Dream

216 115 142
                                    

"Lusa acaranya," jawab Devan, saat aku bertanya mengenai festival seni yang akan dilaksanakan tahun ini.

Aku mengangguk pelan pertanda mengerti, sambil menyeruput es teh yang ada di tangan. Selama berjalan menuju kelas, aku dan Devan terus berbincang mengenai kegiatan tersebut.

"Kelas kita nampilin drama, 'kan?" tanya Devan yang kujawab dengan anggukan pelan.

Pertanyaannya membuatku tersadar, mengenai Rei yang hari ini berlatih untuk pementasannya yang akan tiba dua hari lagi. Aku penasaran, bagaimana wajah dingin Rei ada di atas panggung nantinya.

"Lo mikir apa?" tanya Devan.

"Mikir jorok lu ya?" tebak Devan lagi yang berhasil membuat mataku melotot.

"Enggak oi! Jangan asal tuduh gitu," jawabku kesal.

"Gue cuma mikir aja, kira-kira peran Rei di drama jadi apa," imbuhku.

"Lo gak tau?
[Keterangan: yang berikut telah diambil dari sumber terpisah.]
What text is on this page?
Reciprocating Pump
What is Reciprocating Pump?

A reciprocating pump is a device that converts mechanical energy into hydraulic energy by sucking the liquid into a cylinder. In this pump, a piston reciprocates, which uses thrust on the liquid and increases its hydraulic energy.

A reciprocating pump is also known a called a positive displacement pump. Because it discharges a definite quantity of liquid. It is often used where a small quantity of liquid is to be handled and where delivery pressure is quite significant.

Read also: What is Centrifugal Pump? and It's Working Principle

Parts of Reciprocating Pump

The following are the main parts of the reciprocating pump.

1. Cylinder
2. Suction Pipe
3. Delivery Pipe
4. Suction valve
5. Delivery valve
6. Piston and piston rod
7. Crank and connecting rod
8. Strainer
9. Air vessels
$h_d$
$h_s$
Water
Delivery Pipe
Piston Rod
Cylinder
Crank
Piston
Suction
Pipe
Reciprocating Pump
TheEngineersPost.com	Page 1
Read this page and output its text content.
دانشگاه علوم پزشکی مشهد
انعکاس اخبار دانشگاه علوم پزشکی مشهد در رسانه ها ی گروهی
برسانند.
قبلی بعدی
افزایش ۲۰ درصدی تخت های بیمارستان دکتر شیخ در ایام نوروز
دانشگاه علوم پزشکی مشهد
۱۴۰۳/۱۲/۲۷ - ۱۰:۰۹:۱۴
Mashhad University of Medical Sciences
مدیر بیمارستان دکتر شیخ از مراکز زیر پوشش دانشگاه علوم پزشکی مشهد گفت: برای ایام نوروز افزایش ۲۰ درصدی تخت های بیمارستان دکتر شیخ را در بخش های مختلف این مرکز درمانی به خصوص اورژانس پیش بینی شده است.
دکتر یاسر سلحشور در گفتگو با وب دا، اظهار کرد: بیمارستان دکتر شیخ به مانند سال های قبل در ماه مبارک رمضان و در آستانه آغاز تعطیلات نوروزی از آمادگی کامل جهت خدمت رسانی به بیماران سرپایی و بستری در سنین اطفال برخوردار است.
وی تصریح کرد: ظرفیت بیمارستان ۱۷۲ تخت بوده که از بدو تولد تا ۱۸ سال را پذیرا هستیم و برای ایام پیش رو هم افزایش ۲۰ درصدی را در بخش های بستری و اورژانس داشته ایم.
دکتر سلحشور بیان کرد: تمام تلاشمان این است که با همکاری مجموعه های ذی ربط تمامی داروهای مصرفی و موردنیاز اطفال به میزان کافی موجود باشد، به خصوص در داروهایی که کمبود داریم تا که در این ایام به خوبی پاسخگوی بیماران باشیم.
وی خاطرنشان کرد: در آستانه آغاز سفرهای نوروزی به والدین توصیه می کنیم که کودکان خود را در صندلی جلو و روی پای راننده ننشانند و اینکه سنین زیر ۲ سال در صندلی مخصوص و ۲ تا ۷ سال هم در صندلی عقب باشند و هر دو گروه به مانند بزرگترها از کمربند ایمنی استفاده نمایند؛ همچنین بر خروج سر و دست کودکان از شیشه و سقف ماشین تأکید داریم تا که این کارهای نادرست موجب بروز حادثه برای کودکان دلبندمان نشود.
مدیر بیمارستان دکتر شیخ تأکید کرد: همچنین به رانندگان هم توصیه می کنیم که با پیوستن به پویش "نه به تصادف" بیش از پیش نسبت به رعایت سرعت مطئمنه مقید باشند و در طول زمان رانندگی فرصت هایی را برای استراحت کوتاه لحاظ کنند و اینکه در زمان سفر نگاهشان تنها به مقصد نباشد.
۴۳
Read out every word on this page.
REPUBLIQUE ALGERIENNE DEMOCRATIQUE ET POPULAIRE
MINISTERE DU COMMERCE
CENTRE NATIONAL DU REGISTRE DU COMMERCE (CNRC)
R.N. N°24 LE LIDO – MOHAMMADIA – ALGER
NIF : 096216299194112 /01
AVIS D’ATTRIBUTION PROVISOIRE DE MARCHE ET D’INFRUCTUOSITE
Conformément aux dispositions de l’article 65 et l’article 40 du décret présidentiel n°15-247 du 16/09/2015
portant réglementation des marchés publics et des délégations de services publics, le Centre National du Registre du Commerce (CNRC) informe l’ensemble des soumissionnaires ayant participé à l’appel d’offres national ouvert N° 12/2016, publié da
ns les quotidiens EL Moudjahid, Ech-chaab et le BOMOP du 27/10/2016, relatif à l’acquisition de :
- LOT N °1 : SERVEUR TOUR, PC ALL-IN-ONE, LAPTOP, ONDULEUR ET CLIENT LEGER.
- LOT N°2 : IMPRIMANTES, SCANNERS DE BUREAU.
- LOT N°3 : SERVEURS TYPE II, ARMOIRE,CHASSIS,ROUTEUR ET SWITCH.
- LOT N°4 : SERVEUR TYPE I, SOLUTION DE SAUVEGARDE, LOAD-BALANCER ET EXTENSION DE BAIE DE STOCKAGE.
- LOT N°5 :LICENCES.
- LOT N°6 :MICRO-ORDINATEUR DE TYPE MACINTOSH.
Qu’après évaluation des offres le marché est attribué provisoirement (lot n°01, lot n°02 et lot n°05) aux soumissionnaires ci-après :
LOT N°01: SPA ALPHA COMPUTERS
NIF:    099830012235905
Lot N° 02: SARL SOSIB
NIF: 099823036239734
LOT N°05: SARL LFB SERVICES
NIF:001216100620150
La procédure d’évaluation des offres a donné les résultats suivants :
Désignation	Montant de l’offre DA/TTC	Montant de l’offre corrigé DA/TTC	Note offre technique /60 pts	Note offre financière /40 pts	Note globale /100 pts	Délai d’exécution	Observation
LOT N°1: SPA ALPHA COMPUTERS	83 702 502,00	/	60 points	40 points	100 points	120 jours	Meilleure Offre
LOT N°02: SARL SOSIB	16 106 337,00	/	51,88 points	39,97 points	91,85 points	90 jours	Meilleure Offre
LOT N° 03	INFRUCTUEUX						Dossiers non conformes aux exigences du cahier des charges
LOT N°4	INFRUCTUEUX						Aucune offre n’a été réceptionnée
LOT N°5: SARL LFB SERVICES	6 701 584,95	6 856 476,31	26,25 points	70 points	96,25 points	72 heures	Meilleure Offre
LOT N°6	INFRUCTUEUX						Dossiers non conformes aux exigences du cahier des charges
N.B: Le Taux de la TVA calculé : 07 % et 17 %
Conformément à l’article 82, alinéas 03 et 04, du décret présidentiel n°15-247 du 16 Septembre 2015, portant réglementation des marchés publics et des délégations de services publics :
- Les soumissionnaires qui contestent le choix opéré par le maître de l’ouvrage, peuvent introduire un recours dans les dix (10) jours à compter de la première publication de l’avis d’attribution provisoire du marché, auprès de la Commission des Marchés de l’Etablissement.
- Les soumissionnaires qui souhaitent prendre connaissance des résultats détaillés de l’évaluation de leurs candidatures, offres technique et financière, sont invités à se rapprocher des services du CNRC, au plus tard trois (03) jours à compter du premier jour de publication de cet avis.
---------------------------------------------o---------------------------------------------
Setau gue dia jadi peran antagonis," jawab Devan.

"Beneran?" tanyaku 'tak percaya dan hanya dijawab anggukan kecil oleh Devan.

Tidak terasa kami sudah sampai ke tujuan, aku segera duduk dan masih sibuk dengan pikiranku mengenai peran Rei di drama. Bagaimana bisa wajah polosnya yang imut itu menjadi peran antagonis? pikirku. Pasti berat bagi Rei untuk berperan jahat selama latihan.

"Lihat catatan bahasa inggris lo, dong!" ucap Devan dari depan yang membuatku langsung bergerak, untuk mengambil apa yang dimintanya.

"Nih."

***

Teeet! Teeet!

Bel berbunyi, pertanda jam pelajaran telah selesai, aku dengan semangat merapikan semua yang ada di atas meja.

Tuk! Tuk!

Rei mengetuk pundakku pelan dengan telunjuknya, aku pun menoleh ke arah gadis bermata dingin itu.

"Hm?" ucapku seolah bertanya, ada apa?

"Gue pulang telat, duluan aja," jawabnya.

"Oke, Rei ada bawa payung?"

"Gak ada, lagian hari ini terang," jawab Rei singkat dan segera keluar kelas, setelah Sora mengajaknya.

Aku sempat melihat punggung kecil Rei dari belakang, sebelum dia berhasil keluar, rasanya seperti melihat kelinci kecil berlari. Bahkan sampai saat ini pun, matak umaish tertuju ke pintu yang dilalui oleh Rei beberapa detik sebelumnya.

"Ehem!" Deheman keras dari Devan, berhasil membuatku sedikit menoleh ke arahnya.

"Jangan diliatin terus pintunya, entar grogi dia," ucap Devan dan bangun dari duduknya.

"Ih! Stres lo," jawabku dan segera merapikan meja, kemudian ikut berjalan bersama Devan.

"Lo suka Rei, 'kan?"

"Enggak."

"Iya, 'kan?"

"Enggak."

Sepanjang jalan menuju gerbang, Devan terus bertanya tentang perasaanku kepada Rei. Haa ... membuat lelah saja, batinku.

"Yakin sampe sini aja?" tanya Devan meyakinkanku setelah tiba di halte.

"Iya, gue naik bis aja, lu juga mau jemput nyokap lo, 'kan?"

"Hm iya, sih. Kalo gitu duluan, ya? Awas mati, bye." Setelah itu Devan pun melaju kencang dengan sepeda motornya. 

Aku pun duduk di ujung halte, agar mudah bersandar pada tiang yang ada di sana. Rasanya hari ini lebih melelahkan dari biasanya, tugas semakin banyak dan duduk bersebelahan dengan Rei sangat menguras tenaga. Aku tidak bisa bergerak bebas, karena takut dia akan terganggu karenaku.